Третью ночь Любимко не спит, его шатает от устали, но он крепится из последних сил, стараясь не выказать слабости. Трещит сальница в медной плошке у порога, едва жидит темь, топчется Любимко по избушке, стараясь не натолкнуться о каменицу; он норовит шагать по-кошачьи мягко, чтобы не разбудить отца; взглянет порою просительно в его запрокинутое, едва сереющее лицо с ломтем седатой бороды, выпущенной из одеяльницы на грудь, в его темные, почти черные обочья, в дольные глубокие борозды морщин, где скопилась вековечная усталость, и до тоски становится жаль батьки. Так и подмывает пожалиться и попросить прощения за свою строптивость. Но и досада нет-нет и ворохнется: разлежался в постелях-то, дрыхнет, нет бы сыну подмогнуть. А и не надо, не на... Надернув клобучок на голову кречета, Любимко примащивает птицу на можжевеловое кольцо и качает сокола, чтобы тот не заснул, не задремал, не набрался сил. Но у самого от байканья смыкаются оловянные веки, в озеночки будто песка сыпанули щепоть: воистину нет ничего в мире слаже сна. Птица сердится, скоркает лапами, сдирая обносцы – суконные онучки, к которым привязаны сильца с кольцами. Сокол скоблит обножки по желтой роговице до скрюченной когтистой пясти и срыгивает погадку. В ответ у порога в коробейке жалобно верещит птенец, уже вставший на крыло.
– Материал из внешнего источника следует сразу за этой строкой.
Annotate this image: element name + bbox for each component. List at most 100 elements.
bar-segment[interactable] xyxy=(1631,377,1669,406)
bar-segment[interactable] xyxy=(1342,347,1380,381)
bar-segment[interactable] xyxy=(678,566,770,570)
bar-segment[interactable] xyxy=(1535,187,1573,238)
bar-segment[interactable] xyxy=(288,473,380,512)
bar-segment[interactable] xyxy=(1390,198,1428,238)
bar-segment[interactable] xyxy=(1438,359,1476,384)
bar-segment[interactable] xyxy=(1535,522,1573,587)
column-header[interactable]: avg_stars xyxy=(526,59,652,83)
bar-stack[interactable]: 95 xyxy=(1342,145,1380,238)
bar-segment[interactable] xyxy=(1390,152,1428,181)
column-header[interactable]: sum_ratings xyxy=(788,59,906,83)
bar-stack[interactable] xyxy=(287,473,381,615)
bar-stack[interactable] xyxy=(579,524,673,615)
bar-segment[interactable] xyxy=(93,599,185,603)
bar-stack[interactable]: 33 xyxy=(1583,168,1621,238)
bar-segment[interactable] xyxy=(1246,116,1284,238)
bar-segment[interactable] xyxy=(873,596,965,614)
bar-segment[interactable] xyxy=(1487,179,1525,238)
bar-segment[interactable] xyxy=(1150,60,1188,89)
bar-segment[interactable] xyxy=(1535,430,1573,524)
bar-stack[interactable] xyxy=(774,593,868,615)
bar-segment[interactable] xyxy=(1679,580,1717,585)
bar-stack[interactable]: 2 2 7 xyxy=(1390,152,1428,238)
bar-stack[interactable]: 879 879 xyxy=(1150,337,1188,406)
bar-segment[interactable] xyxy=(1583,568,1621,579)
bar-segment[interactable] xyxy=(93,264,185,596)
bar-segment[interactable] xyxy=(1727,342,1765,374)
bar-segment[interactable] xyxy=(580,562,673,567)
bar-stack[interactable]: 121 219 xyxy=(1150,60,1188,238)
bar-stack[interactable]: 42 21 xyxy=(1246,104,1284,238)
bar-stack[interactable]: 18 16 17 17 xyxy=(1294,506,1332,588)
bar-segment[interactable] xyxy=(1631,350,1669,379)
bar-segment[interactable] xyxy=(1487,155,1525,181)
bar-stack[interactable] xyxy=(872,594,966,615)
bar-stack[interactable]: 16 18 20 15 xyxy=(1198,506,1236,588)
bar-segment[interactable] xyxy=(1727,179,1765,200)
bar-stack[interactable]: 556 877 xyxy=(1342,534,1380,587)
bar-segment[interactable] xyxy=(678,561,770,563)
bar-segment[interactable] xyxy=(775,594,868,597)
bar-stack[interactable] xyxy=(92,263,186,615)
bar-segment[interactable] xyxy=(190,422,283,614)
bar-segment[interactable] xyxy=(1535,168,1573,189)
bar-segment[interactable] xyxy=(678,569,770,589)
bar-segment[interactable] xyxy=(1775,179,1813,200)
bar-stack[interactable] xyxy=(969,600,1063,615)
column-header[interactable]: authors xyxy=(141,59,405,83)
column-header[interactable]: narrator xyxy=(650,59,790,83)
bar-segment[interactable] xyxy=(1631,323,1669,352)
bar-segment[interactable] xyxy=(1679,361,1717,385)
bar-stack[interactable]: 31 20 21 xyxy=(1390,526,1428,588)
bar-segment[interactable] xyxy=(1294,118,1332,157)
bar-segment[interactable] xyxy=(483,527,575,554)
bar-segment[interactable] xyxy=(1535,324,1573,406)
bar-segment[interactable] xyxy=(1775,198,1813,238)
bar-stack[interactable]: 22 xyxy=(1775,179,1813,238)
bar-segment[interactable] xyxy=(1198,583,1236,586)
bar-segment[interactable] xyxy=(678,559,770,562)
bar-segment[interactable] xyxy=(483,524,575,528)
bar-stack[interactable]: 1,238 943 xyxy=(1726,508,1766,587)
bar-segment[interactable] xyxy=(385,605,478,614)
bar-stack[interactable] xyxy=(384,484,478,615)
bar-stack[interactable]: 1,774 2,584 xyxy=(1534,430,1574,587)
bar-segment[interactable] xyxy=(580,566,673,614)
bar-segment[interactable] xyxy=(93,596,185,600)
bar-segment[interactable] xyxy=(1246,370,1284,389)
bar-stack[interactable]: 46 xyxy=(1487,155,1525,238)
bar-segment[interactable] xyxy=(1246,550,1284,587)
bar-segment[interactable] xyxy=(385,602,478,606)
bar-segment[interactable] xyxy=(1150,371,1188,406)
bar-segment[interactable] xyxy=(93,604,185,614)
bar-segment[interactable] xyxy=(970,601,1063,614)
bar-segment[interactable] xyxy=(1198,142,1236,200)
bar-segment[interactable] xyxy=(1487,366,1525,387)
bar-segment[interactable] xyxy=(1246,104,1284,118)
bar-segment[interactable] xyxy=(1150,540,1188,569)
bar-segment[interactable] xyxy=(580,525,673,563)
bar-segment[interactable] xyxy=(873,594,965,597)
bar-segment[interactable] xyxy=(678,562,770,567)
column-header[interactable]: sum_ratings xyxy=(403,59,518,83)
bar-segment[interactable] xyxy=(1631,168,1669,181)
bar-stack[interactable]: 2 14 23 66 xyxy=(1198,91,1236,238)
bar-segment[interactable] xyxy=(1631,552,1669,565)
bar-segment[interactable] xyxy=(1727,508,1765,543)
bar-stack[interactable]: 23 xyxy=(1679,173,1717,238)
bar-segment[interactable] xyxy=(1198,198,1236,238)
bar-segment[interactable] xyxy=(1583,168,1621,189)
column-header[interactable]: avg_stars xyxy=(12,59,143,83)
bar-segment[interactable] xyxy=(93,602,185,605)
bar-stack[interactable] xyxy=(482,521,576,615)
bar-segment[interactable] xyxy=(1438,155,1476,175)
Любимко встрепенется от испуга, дернет за должик, притороченный к кожаной рукавице, и задней мыслью понимает вдруг, что уже всхрапнул; он оборачивается на смутный лик отца, и ему чудится, что здоровый глаз ватажного старосты ехидно подмигивает: «Ну что, скопытился? В боярский-то двор ворота широки, да из двора узки». – «Вот и не дам слабины, – строптиво шепчет в ответ Любимко, вновь круто раскачивает птицу; та шипит, скоркает лапами. – Квелому да рохлому нет пути».
Кинуть бы дикомыта на волю, как отец советовал, да сейчас отступиться гордыня не велит: пущенная стрела просит цели. Для клобучеченья в государевых московских дворах приставлены особые сокольники, поседевшие на кречатне. Они любого сокола выструнят, сымут кислую шерсть. Но этого дикомыта нужно сейчас взять в науку, прибрать к рукам; тут вовсе годить нельзя, иначе подохнет птица с голоду иль черевной черной немочи.